Game Release Miscellanea
Over the years I’ve accrued an informal list of miscellaneous gotchas and pitfalls for game releases & game maintenance, but I’ve never actually written them down… until now!
This is straightforward stuff and likely things you already know, but perhaps there’s tidbits you may find helpful. I hope it helps.
1. Keyboard layouts
Some keyboards use WASD keyboard layouts. Some use AZERTY or other layouts. I hardcoded my controls in some of my earlier work… I don’t recommend it!
2. Decimals parsing
Decimals are parsed differently depending on the region. Example: seven and a half is sometimes 7.5 and is sometimes 7,5
3. Save folder
To the best of my knowledge there still isn’t a universally agreed-upon place to put save files, and every location has pros and cons. For Windows I’ve settled on %appdata%\YourGameName and it seems to work fine.
4. Crash reporter
Some time ago I started putting a crash reporter into my work. It puts the crash callstack text into a Google Form, and then the player clicks the form’s Submit button to send it to me.
5. Code comments
I sometimes hear the adage that truly elegant code doesn’t need comments… I disagree!
I think comments are great, and I add comments pretty aggressively. Largely because when I need to re-visit code 10 years later for an update or patch, it’s very helpful to read past-Brendon’s helpful notes, know exactly what something does, and get a fix done in a few minutes instead of a few hours.
6. Build documentation
Related to above: I find it helpful to write “how to make a build of the game” documentation for myself.
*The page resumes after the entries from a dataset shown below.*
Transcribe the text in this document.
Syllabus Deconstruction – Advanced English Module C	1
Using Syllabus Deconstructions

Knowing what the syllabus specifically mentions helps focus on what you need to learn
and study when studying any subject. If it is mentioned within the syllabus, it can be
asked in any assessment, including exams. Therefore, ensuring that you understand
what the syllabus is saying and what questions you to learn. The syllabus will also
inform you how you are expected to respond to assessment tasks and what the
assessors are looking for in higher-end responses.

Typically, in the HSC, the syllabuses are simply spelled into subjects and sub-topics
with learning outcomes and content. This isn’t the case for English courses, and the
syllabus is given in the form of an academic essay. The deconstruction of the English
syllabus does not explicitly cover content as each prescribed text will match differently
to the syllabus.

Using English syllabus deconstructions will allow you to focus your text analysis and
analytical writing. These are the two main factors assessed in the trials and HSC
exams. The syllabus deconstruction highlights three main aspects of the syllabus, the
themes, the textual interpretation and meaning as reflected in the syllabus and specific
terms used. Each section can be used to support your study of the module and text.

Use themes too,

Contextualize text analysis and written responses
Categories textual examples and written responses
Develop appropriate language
When you need to make a new build 10 years later, there’s a chance you may not remember all of the arcane build steps, tools, and little details.
7. Profile folder (Steam)
For the Steam build, save files inside a sub-folder that uses the player’s Steam ID number. Example: the save folder will end up something like: %appdata%\YourGameName\77901231231233301
This allows multiple Steam profiles to use the same computer without overwriting each others’ files.
8. Tags (Steam)
In the Steam backend, add tags (i.e. Singleplayer, Short, Action, Puzzle, etc) to your game. Might be superstition, but I believe developer-added tags heavily weight how the game is surfaced in the store.
9. Separate video settings (Steam)
My take is that video settings should not be saved in the cloud. The main reason being that if someone is swapping between different machines (i.e. desktop computer and Steam Deck), you generally do not want video resolution/quality/etc shared between them.
10. Messageboard setup (Steam)
I like setting up the messageboard in such a way that disallows posting in the ‘default’ landing page. Skin Deep example: https://steamcommunity.com/app/301280/discussions
This results in directing players to post in specific subcategories and prevents the landing page from becoming a dumping ground for everything.
Et Al
In short: it’s a miracle that any game actually works.